My mind went into overload with the possible outcomes. I was terrified and I was almost 3 hours away from Joey. I was still sitting in the car. My mom ran in the house to grab an overnight bag and my sister went in to make some peanut butter sandwiches for the road. I didn't know what to do. I just wanted to be there with him as soon as I could. I went inside and tried to get directions to the hospital on MapQuest. My hands were shaking, my sister rubbed my back and hugged me while I bawled and tried to type in St. Francis Hospital.
Within minutes, my mom and I were back in the car, my dad had just gotten home and he squeezed me and kissed me through the car window and reassured me that everything was going to be alright. We picked up Joey's mom on the way to the highway and started to make our way back to central Illinois, to my poor husband. About 20 minutes into the ride, the helicopter medic called me to let me know that they had arrived safely and that Joey was about to see some more doctors and receive medicine for the pain. I asked him if he could tell Joey that I was on my way and he promised he would.
Joey's boss' wife, Brenda and our friend's dad, Bob, made it to the hospital before I did and called to let me know that they were there with Joey. Brenda reassured me that he was doing alright but she wanted me to be prepared for when I saw him because he did not look good.
When we finally got there, he was still in the ER but I was allowed to go in a see him. He was laying on a bed, hooked up to monitors and IVs. His left eye was blue and swollen shut and the sheets around his arm and shoulder were bloody from were they picked out shards of glass from the shattered window. He woke up when I came in but he was on some pretty powerful medication so he was pretty out of it. I kissed his forehead and told him how scared I had been and how I had tried to get there as fast as I could. He told me he cried when the emergency room nurse asked him if he had a wife and if I was on my way.
A nurse came in and handed me a bag containing his "personal belongings": a pair of jeans that had been cut off of him and a similarly shredded pair of boxers, and a still intact belt. No shirt. No favorite baseball cap. I cried again when I saw the blood and bits of glass on the back of what used to be his jeans. I wondered why they even bothered giving these back to me.

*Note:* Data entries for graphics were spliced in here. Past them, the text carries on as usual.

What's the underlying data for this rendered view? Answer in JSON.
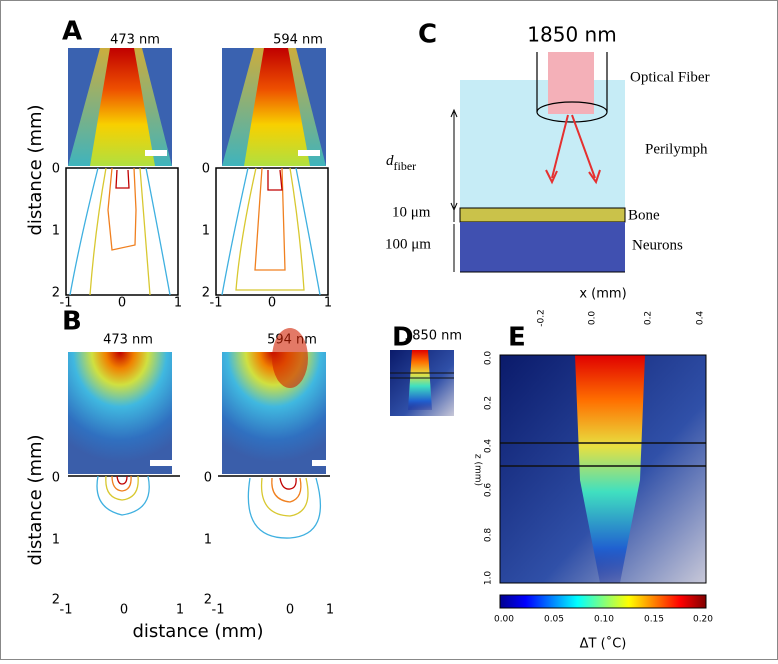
{
  "panels": {
    "A": {
      "label": "A",
      "titles": [
        "473 nm",
        "594 nm"
      ],
      "y_label": "distance (mm)",
      "yticks": [
        "0",
        "1",
        "2"
      ],
      "xticks": [
        "-1",
        "0",
        "1"
      ]
    },
    "B": {
      "label": "B",
      "titles": [
        "473 nm",
        "594 nm"
      ],
      "y_label": "distance (mm)",
      "yticks": [
        "0",
        "1",
        "2"
      ],
      "xticks": [
        "-1",
        "0",
        "1"
      ],
      "x_label": "distance (mm)"
    },
    "C": {
      "label": "C",
      "wavelength": "1850 nm",
      "d": "d",
      "d_sub": "fiber",
      "layers": [
        "Optical Fiber",
        "Perilymph",
        "Bone",
        "Neurons"
      ],
      "thickness": [
        "10 μm",
        "100 μm"
      ]
    },
    "D": {
      "label": "D",
      "title": "1850 nm"
    },
    "E": {
      "label": "E",
      "x_label": "x (mm)",
      "xticks": [
        "-0.2",
        "0.0",
        "0.2",
        "0.4"
      ],
      "y_label": "z (mm)",
      "yticks": [
        "0.0",
        "0.2",
        "0.4",
        "0.6",
        "0.8",
        "1.0"
      ],
      "colorbar_ticks": [
        "0.00",
        "0.05",
        "0.10",
        "0.15",
        "0.20"
      ],
      "colorbar_label": "ΔT (˚C)"
    }
  }
}
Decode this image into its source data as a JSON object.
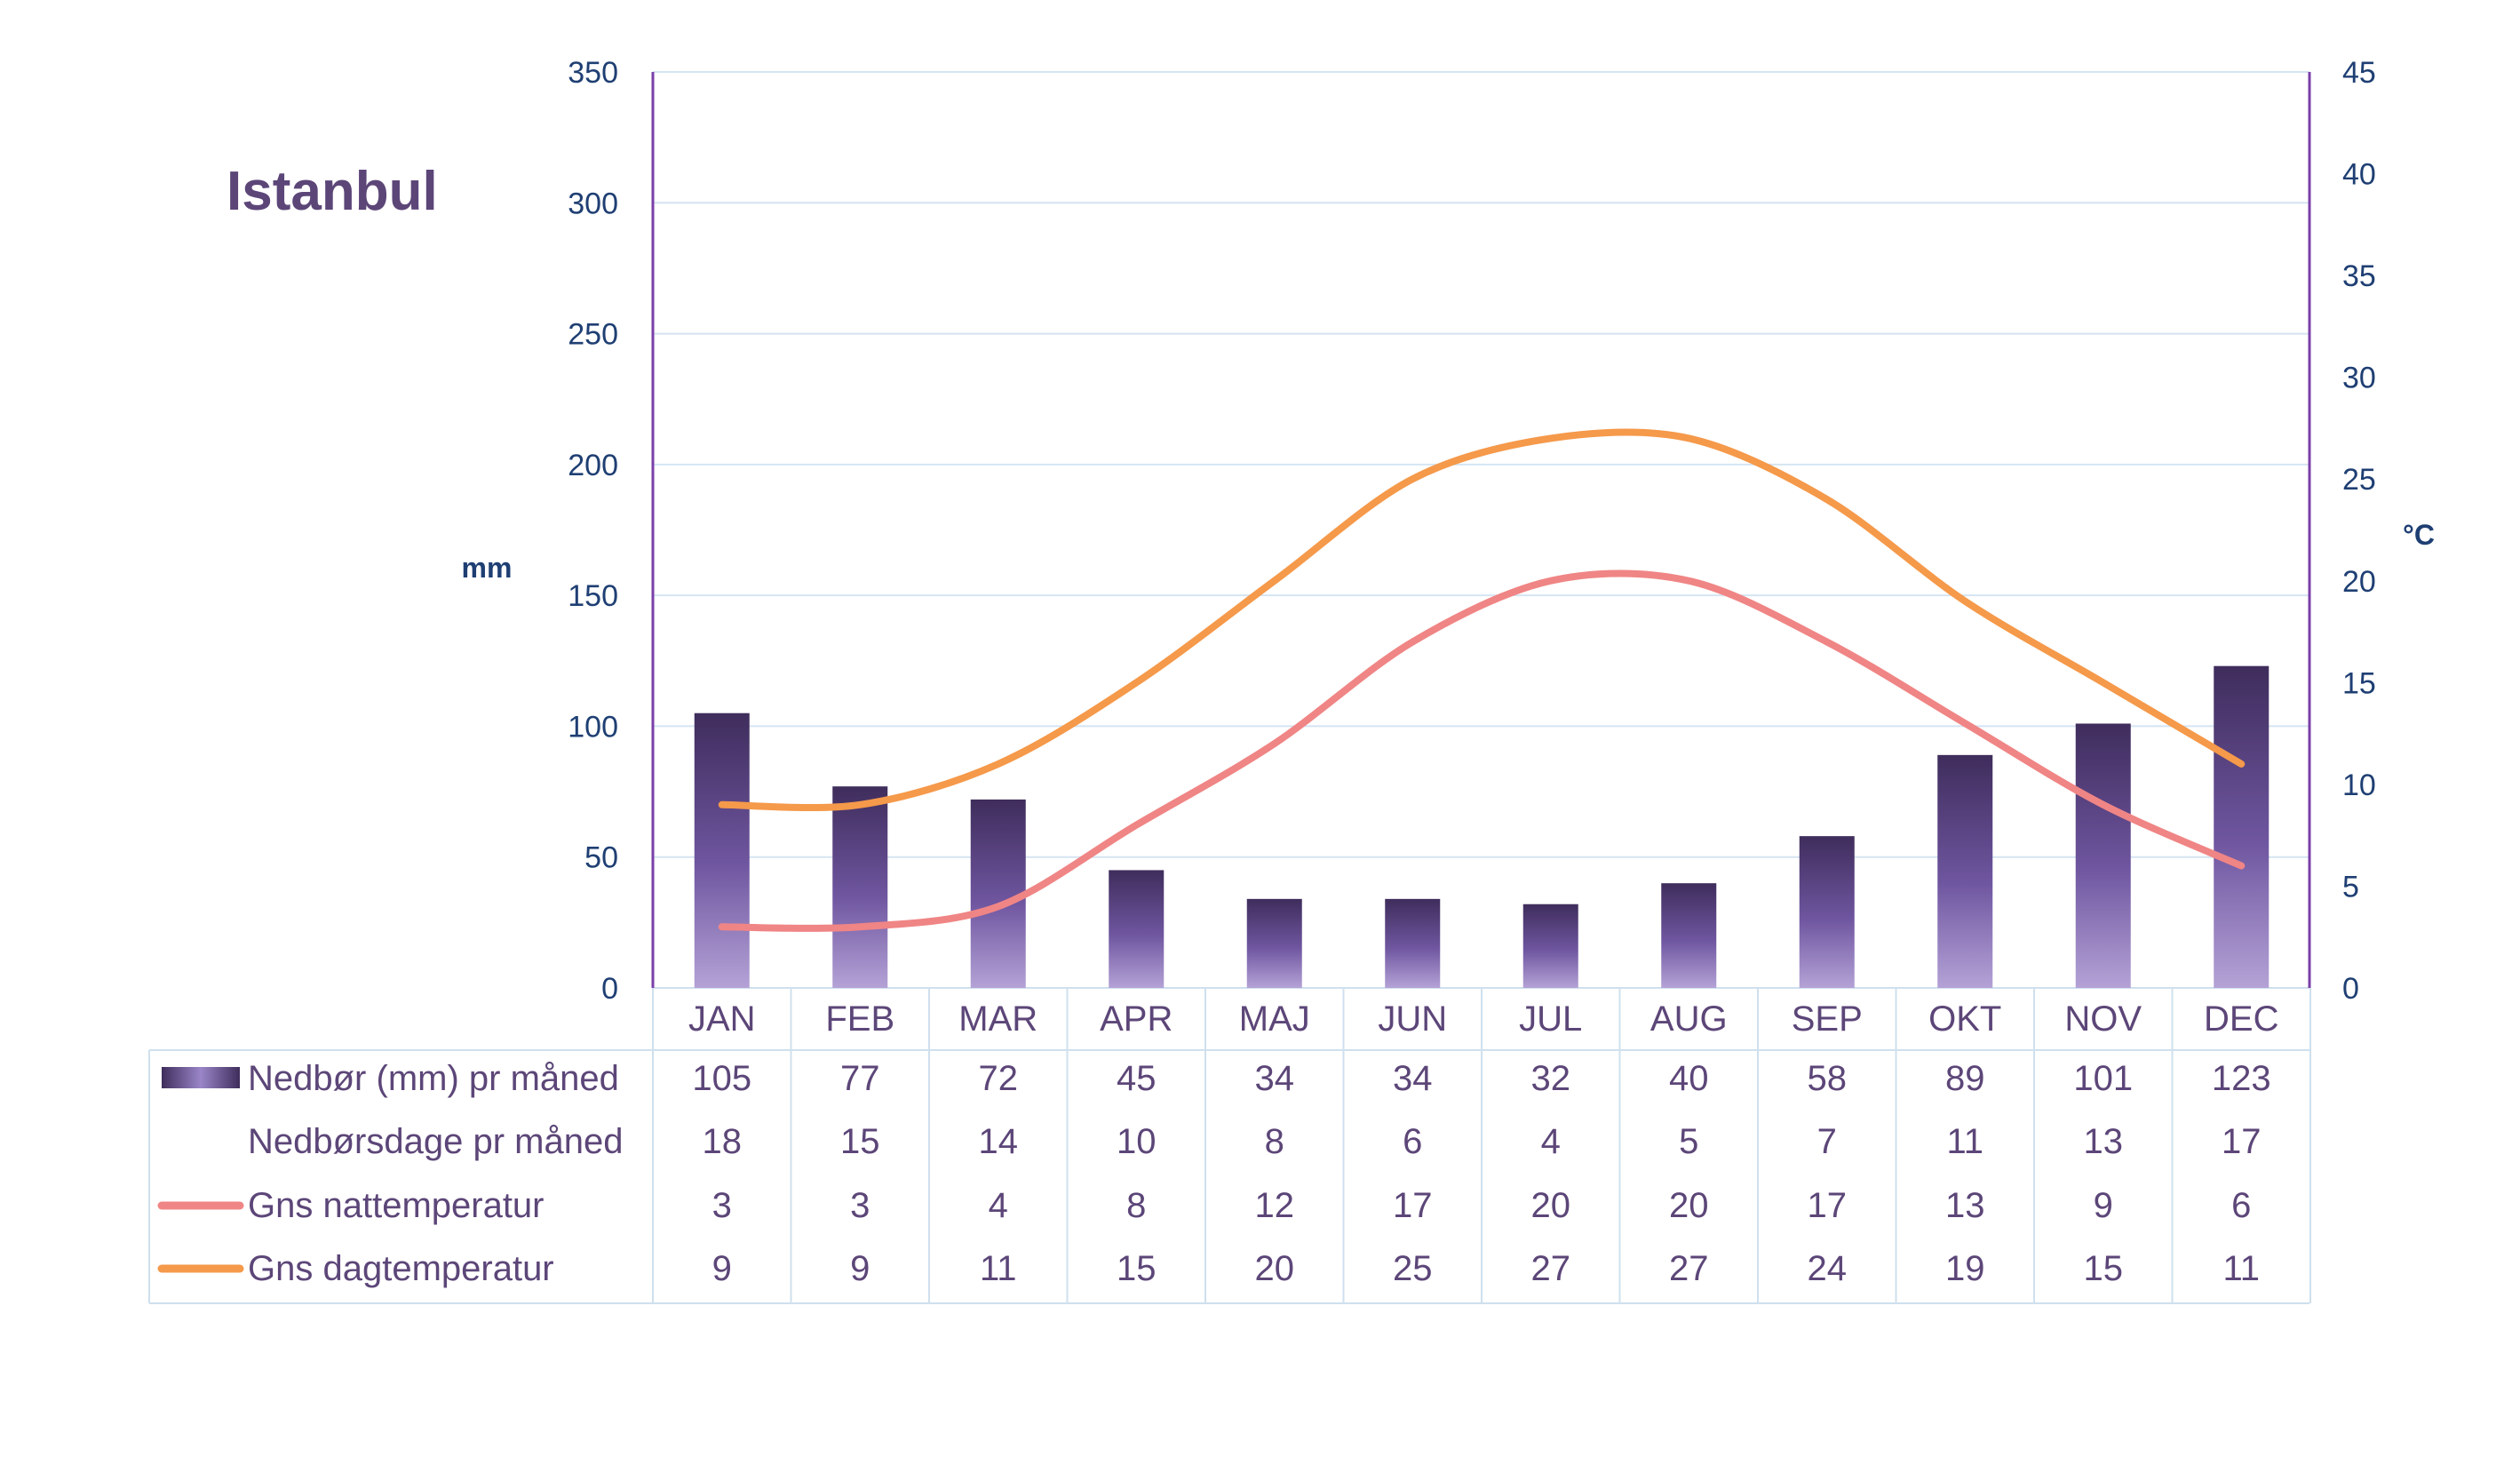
{
  "chart_data": {
    "type": "bar",
    "title": "Istanbul",
    "categories": [
      "JAN",
      "FEB",
      "MAR",
      "APR",
      "MAJ",
      "JUN",
      "JUL",
      "AUG",
      "SEP",
      "OKT",
      "NOV",
      "DEC"
    ],
    "ylabel_left": "mm",
    "ylabel_right": "°C",
    "ylim_left": [
      0,
      350
    ],
    "yticks_left": [
      0,
      50,
      100,
      150,
      200,
      250,
      300,
      350
    ],
    "ylim_right": [
      0,
      45
    ],
    "yticks_right": [
      0,
      5,
      10,
      15,
      20,
      25,
      30,
      35,
      40,
      45
    ],
    "grid": true,
    "series": [
      {
        "name": "Nedbør (mm) pr måned",
        "kind": "bar",
        "axis": "left",
        "color": "#5a4478",
        "values": [
          105,
          77,
          72,
          45,
          34,
          34,
          32,
          40,
          58,
          89,
          101,
          123
        ]
      },
      {
        "name": "Nedbørsdage pr måned",
        "kind": "table",
        "values": [
          18,
          15,
          14,
          10,
          8,
          6,
          4,
          5,
          7,
          11,
          13,
          17
        ]
      },
      {
        "name": "Gns nattemperatur",
        "kind": "line",
        "axis": "right",
        "color": "#f08585",
        "values": [
          3,
          3,
          4,
          8,
          12,
          17,
          20,
          20,
          17,
          13,
          9,
          6
        ]
      },
      {
        "name": "Gns dagtemperatur",
        "kind": "line",
        "axis": "right",
        "color": "#f5994a",
        "values": [
          9,
          9,
          11,
          15,
          20,
          25,
          27,
          27,
          24,
          19,
          15,
          11
        ]
      }
    ]
  }
}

I'll end the story here for now, as it is already getting too long, and I am tearing up in the library. I wanted to tell the whole story, as much as it is painful to keep remembering how scared I was, it is important to remember how lucky he was as well. And to remember all the important people in my life and the friends who gave us their prayers, phone calls, and tuna noodle casseroles. I'll share the rest of the story soon, but don't worry, Joey is home and recovering.